Matt Lindstrom's wife, Gwen, disappeared without a trace in 1988. He was suspected of her murder at the time, but without a body to prove her death, Matt wasn't charged with a crime. Shunned by his community, he eventually lands in British Columbia.
Fourteen years later, Matt receives an anonymous phone call from a man who says his wife is living as Ardis Coleman in northern California. Curiosity gets the better of Matt and he heads to Soledad County in search of his wife and answers.
Gwen/Ardis is a journalist who won a Pulitzer Prize for covering the murders of a gay couple in the local town of Cyanide Wells. She's now in seclusion, writing a book about the crime and living with the town's newspaper editor.

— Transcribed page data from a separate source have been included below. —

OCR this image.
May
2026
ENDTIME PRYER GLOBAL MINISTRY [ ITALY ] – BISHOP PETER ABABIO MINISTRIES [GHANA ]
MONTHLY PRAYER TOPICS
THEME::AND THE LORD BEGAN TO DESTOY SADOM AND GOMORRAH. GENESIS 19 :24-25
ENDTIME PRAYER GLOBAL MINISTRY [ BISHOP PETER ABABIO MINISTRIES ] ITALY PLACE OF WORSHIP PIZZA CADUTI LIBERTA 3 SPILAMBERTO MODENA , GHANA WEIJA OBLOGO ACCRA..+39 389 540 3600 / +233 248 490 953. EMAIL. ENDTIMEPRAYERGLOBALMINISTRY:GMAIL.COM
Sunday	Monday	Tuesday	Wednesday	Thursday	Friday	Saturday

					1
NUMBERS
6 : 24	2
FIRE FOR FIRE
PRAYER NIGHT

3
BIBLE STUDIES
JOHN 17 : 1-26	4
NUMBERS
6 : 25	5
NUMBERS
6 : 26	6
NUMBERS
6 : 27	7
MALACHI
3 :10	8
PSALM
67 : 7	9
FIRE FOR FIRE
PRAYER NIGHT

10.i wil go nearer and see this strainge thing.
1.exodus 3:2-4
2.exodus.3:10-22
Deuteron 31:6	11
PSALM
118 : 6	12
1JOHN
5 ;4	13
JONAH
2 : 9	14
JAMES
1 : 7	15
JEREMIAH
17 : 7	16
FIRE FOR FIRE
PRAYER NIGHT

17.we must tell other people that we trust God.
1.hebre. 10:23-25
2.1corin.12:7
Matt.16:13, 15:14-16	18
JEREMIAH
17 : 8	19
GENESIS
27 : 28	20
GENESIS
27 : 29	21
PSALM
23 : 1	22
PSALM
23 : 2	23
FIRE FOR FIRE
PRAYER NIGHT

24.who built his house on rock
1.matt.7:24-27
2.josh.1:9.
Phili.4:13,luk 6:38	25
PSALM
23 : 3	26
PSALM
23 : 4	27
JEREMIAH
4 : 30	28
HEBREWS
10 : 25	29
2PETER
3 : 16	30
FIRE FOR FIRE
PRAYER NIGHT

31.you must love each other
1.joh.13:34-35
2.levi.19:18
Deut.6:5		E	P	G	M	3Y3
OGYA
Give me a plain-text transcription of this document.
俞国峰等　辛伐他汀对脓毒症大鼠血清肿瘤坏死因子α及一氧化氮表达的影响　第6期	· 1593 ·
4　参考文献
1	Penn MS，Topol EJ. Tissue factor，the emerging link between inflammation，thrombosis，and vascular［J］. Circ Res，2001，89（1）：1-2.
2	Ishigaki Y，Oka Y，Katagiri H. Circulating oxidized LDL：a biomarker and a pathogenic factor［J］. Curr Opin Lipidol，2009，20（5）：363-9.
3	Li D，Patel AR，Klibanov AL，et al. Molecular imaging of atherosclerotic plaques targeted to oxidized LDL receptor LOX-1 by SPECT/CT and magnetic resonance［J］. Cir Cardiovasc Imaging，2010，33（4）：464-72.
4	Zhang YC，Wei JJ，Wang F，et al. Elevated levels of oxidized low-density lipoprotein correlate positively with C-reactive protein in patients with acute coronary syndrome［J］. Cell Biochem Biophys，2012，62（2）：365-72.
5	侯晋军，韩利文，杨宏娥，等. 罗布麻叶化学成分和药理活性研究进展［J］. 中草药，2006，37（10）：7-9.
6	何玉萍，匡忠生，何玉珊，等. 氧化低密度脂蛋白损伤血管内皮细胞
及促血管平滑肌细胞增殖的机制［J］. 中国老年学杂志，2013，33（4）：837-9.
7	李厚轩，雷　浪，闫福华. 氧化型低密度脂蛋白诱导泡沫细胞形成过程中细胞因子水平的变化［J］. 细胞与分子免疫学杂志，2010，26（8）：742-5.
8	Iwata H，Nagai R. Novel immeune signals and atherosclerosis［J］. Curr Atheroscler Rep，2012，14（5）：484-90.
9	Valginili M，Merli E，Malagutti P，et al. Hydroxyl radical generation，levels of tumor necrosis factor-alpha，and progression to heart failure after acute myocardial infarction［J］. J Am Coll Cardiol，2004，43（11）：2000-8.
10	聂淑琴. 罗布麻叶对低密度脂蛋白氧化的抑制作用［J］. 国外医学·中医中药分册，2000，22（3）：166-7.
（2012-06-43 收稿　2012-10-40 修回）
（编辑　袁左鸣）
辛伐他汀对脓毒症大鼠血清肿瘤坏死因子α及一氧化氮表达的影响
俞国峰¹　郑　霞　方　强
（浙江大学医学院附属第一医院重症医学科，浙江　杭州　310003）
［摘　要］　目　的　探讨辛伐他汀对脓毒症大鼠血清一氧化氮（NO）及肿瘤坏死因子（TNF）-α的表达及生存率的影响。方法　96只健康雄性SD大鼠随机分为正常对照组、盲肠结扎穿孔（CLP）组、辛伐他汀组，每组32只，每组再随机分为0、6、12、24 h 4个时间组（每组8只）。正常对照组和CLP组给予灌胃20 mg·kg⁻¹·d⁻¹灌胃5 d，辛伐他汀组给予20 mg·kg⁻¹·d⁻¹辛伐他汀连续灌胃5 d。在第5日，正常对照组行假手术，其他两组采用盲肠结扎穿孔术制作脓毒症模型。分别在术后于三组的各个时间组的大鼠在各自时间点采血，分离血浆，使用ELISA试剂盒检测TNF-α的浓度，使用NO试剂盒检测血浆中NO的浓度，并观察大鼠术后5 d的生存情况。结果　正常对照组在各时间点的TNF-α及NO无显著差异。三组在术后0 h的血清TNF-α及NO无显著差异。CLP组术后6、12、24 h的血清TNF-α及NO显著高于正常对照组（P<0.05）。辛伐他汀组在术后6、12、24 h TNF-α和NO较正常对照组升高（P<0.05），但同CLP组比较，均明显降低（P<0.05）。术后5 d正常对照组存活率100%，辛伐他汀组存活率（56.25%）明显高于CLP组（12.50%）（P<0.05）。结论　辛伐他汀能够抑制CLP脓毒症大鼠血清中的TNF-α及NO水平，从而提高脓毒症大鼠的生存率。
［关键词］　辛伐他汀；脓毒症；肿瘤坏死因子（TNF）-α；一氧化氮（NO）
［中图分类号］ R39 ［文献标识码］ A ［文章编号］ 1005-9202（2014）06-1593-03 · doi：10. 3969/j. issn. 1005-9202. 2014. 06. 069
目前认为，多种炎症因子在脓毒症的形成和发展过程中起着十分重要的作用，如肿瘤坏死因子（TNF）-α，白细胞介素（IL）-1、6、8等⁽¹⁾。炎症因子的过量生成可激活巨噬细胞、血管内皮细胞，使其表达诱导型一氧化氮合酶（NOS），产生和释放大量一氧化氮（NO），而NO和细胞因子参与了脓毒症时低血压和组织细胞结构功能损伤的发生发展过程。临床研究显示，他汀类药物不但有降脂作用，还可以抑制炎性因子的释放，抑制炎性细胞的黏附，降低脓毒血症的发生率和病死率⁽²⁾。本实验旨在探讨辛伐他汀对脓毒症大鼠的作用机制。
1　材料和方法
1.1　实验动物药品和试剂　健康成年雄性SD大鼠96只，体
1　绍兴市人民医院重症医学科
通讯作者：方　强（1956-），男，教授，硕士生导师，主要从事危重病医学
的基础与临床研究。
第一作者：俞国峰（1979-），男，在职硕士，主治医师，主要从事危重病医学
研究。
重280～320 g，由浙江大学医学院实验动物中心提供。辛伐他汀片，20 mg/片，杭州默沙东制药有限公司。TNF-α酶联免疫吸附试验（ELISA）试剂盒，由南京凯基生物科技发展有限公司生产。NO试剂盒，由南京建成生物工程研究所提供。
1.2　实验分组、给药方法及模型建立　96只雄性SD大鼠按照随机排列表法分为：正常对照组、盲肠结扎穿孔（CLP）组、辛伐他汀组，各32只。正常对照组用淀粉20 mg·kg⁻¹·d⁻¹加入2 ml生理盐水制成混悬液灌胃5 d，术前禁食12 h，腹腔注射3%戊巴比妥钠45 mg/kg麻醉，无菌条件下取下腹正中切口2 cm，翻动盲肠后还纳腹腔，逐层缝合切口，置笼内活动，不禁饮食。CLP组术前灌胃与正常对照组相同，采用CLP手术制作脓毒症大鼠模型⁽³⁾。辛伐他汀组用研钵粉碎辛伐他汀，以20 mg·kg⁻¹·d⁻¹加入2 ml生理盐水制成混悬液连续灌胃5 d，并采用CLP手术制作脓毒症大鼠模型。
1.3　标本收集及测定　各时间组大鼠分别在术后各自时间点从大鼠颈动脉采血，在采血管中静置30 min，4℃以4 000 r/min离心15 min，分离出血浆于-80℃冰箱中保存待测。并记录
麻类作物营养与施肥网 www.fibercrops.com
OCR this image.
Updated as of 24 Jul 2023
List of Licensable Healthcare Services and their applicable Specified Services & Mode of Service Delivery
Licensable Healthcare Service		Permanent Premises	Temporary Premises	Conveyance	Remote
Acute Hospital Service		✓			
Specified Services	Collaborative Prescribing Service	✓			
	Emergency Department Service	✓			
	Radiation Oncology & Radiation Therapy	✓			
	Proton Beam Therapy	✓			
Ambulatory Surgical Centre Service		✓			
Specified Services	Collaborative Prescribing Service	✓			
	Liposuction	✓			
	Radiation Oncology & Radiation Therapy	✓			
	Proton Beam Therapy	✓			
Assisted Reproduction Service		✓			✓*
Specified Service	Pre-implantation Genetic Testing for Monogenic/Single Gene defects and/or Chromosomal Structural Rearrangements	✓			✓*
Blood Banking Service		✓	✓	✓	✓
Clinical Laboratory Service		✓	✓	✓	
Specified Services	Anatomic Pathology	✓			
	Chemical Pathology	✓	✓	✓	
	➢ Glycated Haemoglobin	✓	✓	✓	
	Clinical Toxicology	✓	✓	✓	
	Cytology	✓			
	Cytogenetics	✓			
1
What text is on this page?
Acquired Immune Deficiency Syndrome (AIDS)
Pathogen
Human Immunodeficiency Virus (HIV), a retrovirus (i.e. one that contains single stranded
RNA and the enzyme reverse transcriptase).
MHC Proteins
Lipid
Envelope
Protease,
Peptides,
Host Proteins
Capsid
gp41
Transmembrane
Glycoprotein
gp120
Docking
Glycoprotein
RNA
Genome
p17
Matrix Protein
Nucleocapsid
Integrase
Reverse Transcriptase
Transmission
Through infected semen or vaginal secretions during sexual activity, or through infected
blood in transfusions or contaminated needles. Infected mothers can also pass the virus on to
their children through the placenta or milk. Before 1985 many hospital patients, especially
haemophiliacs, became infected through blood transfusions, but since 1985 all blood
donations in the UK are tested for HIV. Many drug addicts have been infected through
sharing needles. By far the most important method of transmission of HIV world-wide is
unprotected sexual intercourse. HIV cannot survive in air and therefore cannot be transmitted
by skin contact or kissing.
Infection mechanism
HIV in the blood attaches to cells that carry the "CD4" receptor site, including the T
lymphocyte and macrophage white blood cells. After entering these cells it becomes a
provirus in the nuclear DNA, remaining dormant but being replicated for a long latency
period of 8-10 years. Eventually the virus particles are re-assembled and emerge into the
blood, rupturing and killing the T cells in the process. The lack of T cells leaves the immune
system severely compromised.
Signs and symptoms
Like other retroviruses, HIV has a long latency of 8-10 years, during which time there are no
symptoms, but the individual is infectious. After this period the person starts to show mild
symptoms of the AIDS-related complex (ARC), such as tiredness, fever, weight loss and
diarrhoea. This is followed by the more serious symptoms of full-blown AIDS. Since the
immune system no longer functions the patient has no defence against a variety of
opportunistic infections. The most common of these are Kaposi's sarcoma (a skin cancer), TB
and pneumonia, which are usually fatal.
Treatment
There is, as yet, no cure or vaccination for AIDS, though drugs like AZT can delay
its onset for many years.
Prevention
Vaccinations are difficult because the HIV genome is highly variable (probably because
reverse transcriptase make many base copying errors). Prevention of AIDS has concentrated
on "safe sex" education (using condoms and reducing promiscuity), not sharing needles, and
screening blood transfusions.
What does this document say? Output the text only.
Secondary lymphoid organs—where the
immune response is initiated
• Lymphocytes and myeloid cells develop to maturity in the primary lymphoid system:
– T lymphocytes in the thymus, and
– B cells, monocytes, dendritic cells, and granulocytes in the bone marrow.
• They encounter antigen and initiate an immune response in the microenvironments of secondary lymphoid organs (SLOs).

Matt decides to stay in town and plan a confrontation with his wife. He gets a job under an assumed name at the local paper. Ardis vanishes before Matt can face her. The story his wife covered is rooted deep in local history. Could it be the reason behind her disappearance? Matt Lindstrom hopes to find vindication in Cyanide Wells.
Fictitious Soledad County is a fine setting for this Marcia Muller novel. Many folks don't realize that there's a day's drive worth of California above San Francisco. Muller exposes these readers to the quaint, significant history of the state's old mining towns.
Gwen/Ardis turns out to be crazier than first realized. Matt ends up working with his wife's partner Carly. The pair has Ardis and her disappearances in common.
Cyanide Wells doesn't have many surprises, though it makes an entertaining read. Bravo to Muller for plugging Librarians Index to the Internet (lii.org) in one of the novel's scenes. Any author who knows the value of such a superb reference tool is all right in my book.